Resilience and persistence are some of the hallmarks of a successful entrepreneur. Pouroulis is no exception to this rule. Even after the Lefko debacle he continued with his mining ventures and ran a company called Consolidated Modderfontein or Cons Modder. This was a gold mining company that operated on the East Rand and was a forerunner of the modern-day Harmony Gold. Interestingly veteran financial journalists like Michael Coulson reflecting on the Lefko days say that the company had a market capitalization of nearly ZAR 2 billion attached to a highly speculative venture and one in which the original promoters had invested a minuscule amount of cash. This is according to a report on Loucas Pourolis carried in FinWeek a leading South African investment journal published in October 2007.
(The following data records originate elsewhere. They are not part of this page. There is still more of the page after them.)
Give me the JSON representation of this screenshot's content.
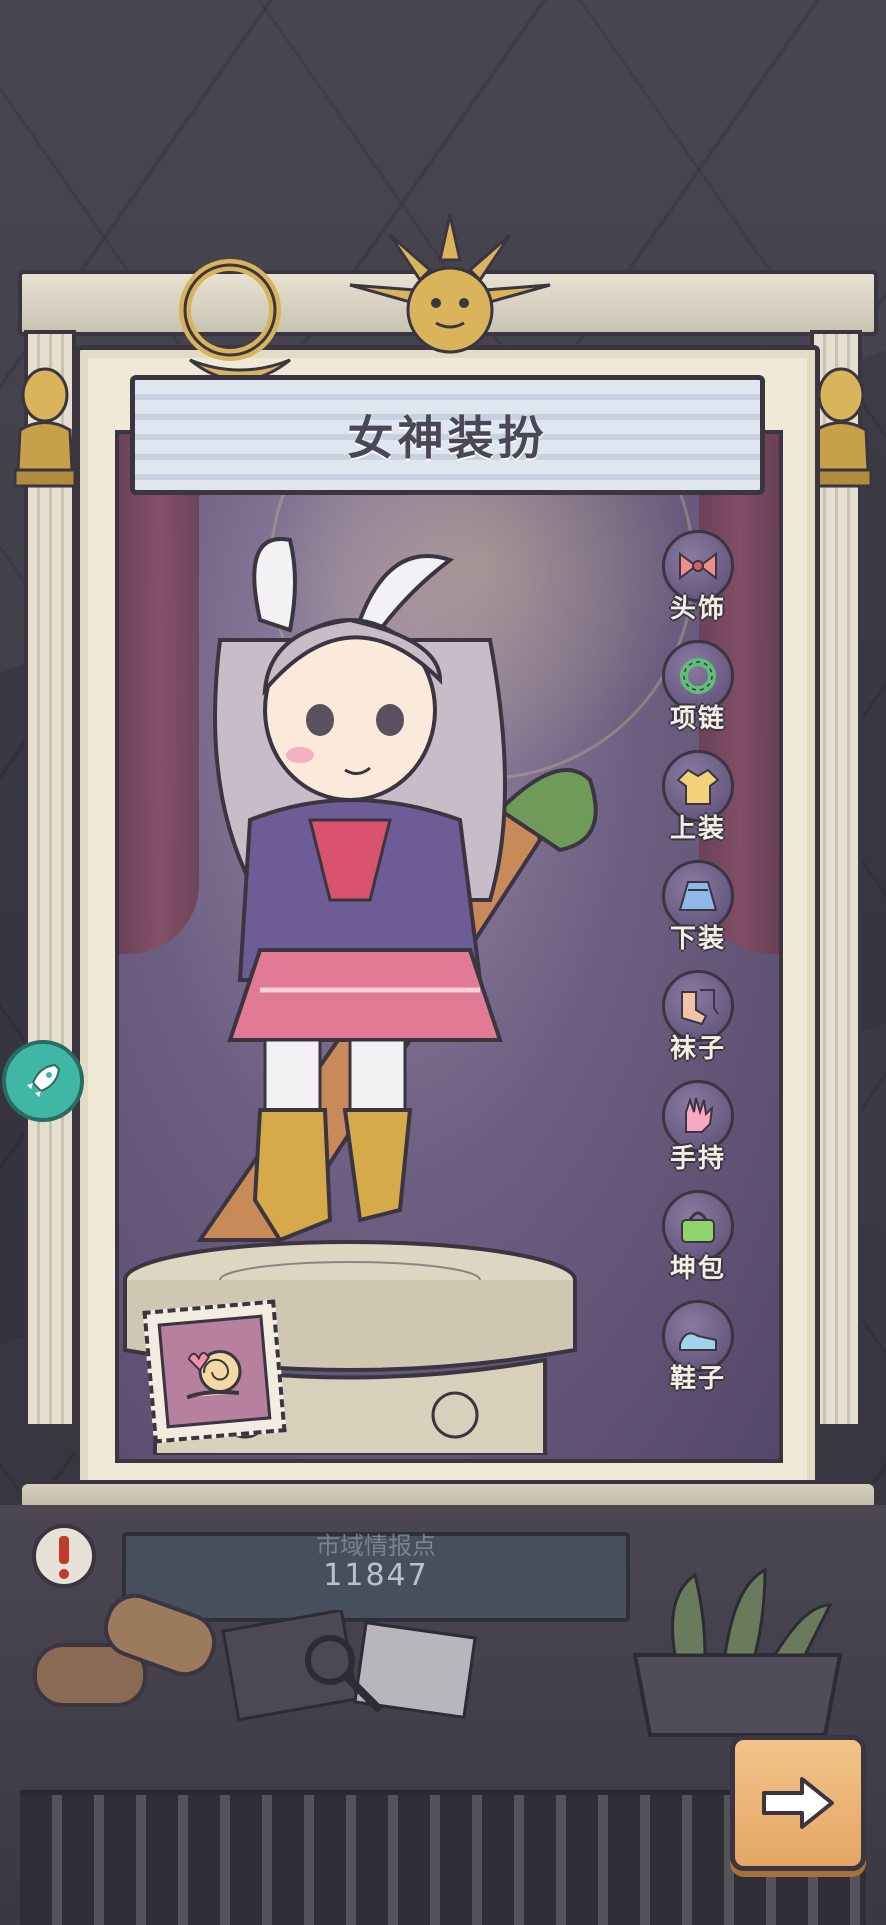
{
  "title": "女神装扮",
  "categories": [
    {
      "label": "头饰",
      "icon": "hair-bow-icon"
    },
    {
      "label": "项链",
      "icon": "necklace-icon"
    },
    {
      "label": "上装",
      "icon": "top-clothing-icon"
    },
    {
      "label": "下装",
      "icon": "skirt-icon"
    },
    {
      "label": "袜子",
      "icon": "socks-icon"
    },
    {
      "label": "手持",
      "icon": "glove-icon"
    },
    {
      "label": "坤包",
      "icon": "handbag-icon"
    },
    {
      "label": "鞋子",
      "icon": "shoes-icon"
    }
  ],
  "info_plate": {
    "label": "市域情报点",
    "value": "11847"
  },
  "colors": {
    "stage": "#6d5f82",
    "frame": "#efe9d8",
    "title_banner": "#dfe6f0",
    "next_button": "#f3c38a",
    "rocket_button": "#3fb7a4"
  }
}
This corporate financing strategy seems to be a favorite of Pouroulis and his companies. Starting ventures in the mining space that have little of their own money at stake and saddling them with debt. A similar funding model has been touted with its venture into Zimbabwe through Karo Mining Holdings which is developing the Karo Platinum Project. Tharisa needs between US$ 250 million and US$ 310 million to develop the 150,000 ounces per year asset. It is mulling the idea of floating a Eurobond on the Victoria Falls Stock Exchange or VFEX to raise at least US$ 50 million of the funding needed to develop the mine. According to Tharisa’s head of investor relations, the company’s equity contribution will come from what she called “internal sources and facilities” without giving further details.
Pouroulis won redemption for the Lefko debacle in 2007 on the eve, ironically of the collapse of his initial foray into platinum when he sold Eland Platinum to Xstrata, now part of Glencore in a US$ 1 billion transaction. He and his management team netted a cool ZAR 100 million from the deal which in those days would have been around US$ 14 million. Now 84 years old, Loucas Pouroulis has done very well for himself and his family. He has come a long way from being viewed as the archetypical outsider when he emigrated from Greece and arrived on South African shores with a degree in metallurgy and engineering from the National Technical University of Greece. He worked as an underground manager at Anglo American’s Western Deep Levels between 1965 and 1971. From that point onward he struck out on his own which was taboo in those days because at that time Anglo and Gencor had a stranglehold on South Africa’s mineral resources.